To clarify, orders that are manually created in the WooCommerce admin are handled differently from orders placed by customers on the frontend.
When an admin creates an order, adds products, manually enters the customer’s billing and shipping details, and leaves the order in a pending state, WooCommerce may mark the order as not payable via the frontend. This is what results in the message you saw: “This order cannot be paid for.”
As you discovered, removing the customer information allows the order to be paid. This works because, in that state, the order is treated as a generic draft invoice, where the “Pay for order” link functions and the checkout flow behaves more like a standard frontend order.
Once customer details are added, the order state becomes restricted. WooCommerce assumes that payment has been, or will be, handled manually or through an external process, and frontend payment is disabled as a safeguard against double charges or fraud. This is expected behavior rather than a bug, though I agree the experience could be improved.
If you’d like to see this handled differently, we welcome your feedback. You can submit a feature request using the link below, as this is one of the primary ways we collect merchant input to help improve the plugin:
https://woocommerce.com/feature-requests/woocommerce/
Also, when I add a new order as admin, it automatically applies sales tax to it even though the customer billing/shipping info does not get charged sales tax. That needs to be fixed too.
Thank you for bringing this to our attention. WooCommerce’s tax logic is primarily designed for frontend checkouts, where the customer’s address and tax settings are clearly defined. As a result, this logic can behave unexpectedly in the admin interface, particularly when the store is set up with prices that include tax.

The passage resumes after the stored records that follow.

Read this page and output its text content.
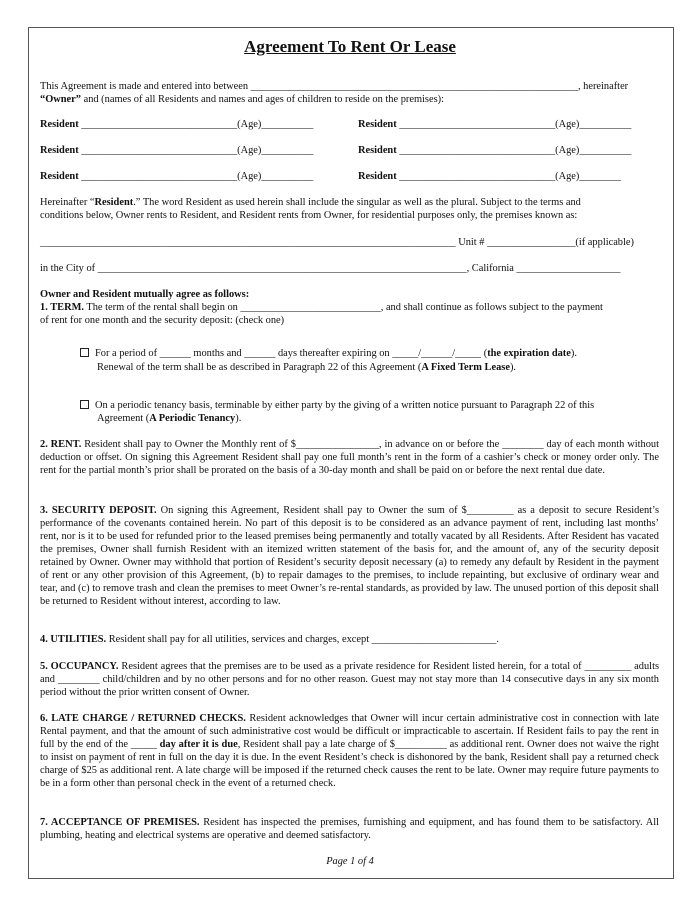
Agreement To Rent Or Lease
This Agreement is made and entered into between _______________________________________________________________, hereinafter
“Owner” and (names of all Residents and names and ages of children to reside on the premises):
Resident ______________________________(Age)__________	Resident ______________________________(Age)__________
Resident ______________________________(Age)__________	Resident ______________________________(Age)__________
Resident ______________________________(Age)__________	Resident ______________________________(Age)________
Hereinafter “Resident.” The word Resident as used herein shall include the singular as well as the plural. Subject to the terms and
conditions below, Owner rents to Resident, and Resident rents from Owner, for residential purposes only, the premises known as:
________________________________________________________________________________ Unit # _________________(if applicable)
in the City of _______________________________________________________________________, California ____________________
Owner and Resident mutually agree as follows:
1. TERM. The term of the rental shall begin on ___________________________, and shall continue as follows subject to the payment
of rent for one month and the security deposit: (check one)
For a period of ______ months and ______ days thereafter expiring on _____/______/_____ (the expiration date).
Renewal of the term shall be as described in Paragraph 22 of this Agreement (A Fixed Term Lease).
On a periodic tenancy basis, terminable by either party by the giving of a written notice pursuant to Paragraph 22 of this
Agreement (A Periodic Tenancy).

2. RENT. Resident shall pay to Owner the Monthly rent of $________________, in advance on or before the ________ day of each month without deduction or offset. On signing this Agreement Resident shall pay one full month’s rent in the form of a cashier’s check or money order only. The rent for the partial month’s prior shall be prorated on the basis of a 30-day month and shall be paid on or before the next rental due date.

3. SECURITY DEPOSIT. On signing this Agreement, Resident shall pay to Owner the sum of $_________ as a deposit to secure Resident’s performance of the covenants contained herein. No part of this deposit is to be considered as an advance payment of rent, including last months’ rent, nor is it to be used for refunded prior to the leased premises being permanently and totally vacated by all Residents. After Resident has vacated the premises, Owner shall furnish Resident with an itemized written statement of the basis for, and the amount of, any of the security deposit retained by Owner. Owner may withhold that portion of Resident’s security deposit necessary (a) to remedy any default by Resident in the payment of rent or any other provision of this Agreement, (b) to repair damages to the premises, to include repainting, but exclusive of ordinary wear and tear, and (c) to remove trash and clean the premises to meet Owner’s re-rental standards, as provided by law. The unused portion of this deposit shall be returned to Resident without interest, according to law.

4. UTILITIES. Resident shall pay for all utilities, services and charges, except ________________________.

5. OCCUPANCY. Resident agrees that the premises are to be used as a private residence for Resident listed herein, for a total of _________ adults and ________ child/children and by no other persons and for no other reason. Guest may not stay more than 14 consecutive days in any six month period without the prior written consent of Owner.

6. LATE CHARGE / RETURNED CHECKS. Resident acknowledges that Owner will incur certain administrative cost in connection with late Rental payment, and that the amount of such administrative cost would be difficult or impracticable to ascertain. If Resident fails to pay the rent in full by the end of the _____ day after it is due, Resident shall pay a late charge of $__________ as additional rent. Owner does not waive the right to insist on payment of rent in full on the day it is due. In the event Resident’s check is dishonored by the bank, Resident shall pay a returned check charge of $25 as additional rent. A late charge will be imposed if the returned check causes the rent to be late. Owner may require future payments to be in a form other than personal check in the event of a returned check.

7. ACCEPTANCE OF PREMISES. Resident has inspected the premises, furnishing and equipment, and has found them to be satisfactory. All plumbing, heating and electrical systems are operative and deemed satisfactory.

Page 1 of 4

Initial calculations without customer data:
When a manual order is created in the backend, WooCommerce may calculate tax using the administrator’s location or the store’s base address rather than the customer’s address, leading to inaccurate tax amounts.
The behavior depends on your tax calculation setting (WooCommerce > Settings > Tax > “Calculate tax based on”):
- If set to Customer billing or shipping address and no address has been entered yet, tax defaults to the store’s base location.
- If set to Shop base address, tax is always calculated using the store’s location, regardless of the customer’s address.
To work around this, you can manually remove the tax line for customers who should not be taxed, configure tax zones or rates for exempt customers, or use a tax exemption plugin if you create manual orders frequently. For example:
https://woocommerce.com/fr/products/woocommerce-tax-exempt-plugin/
https://ww.wp.xz.cn/plugins/tax-exemption-woo/
If you would like the development team to be aware of this beyond submitting a feature request, you can also report it directly on GitHub at:
https://github.com/woocommerce/woocommerce/issues
This allows the developers to review the behavior, better understand the scenario, and determine whether a future update is appropriate.
Thank you for taking the time to investigate this. I understand how frustrating this experience can be. Please let me know if you have any further questions.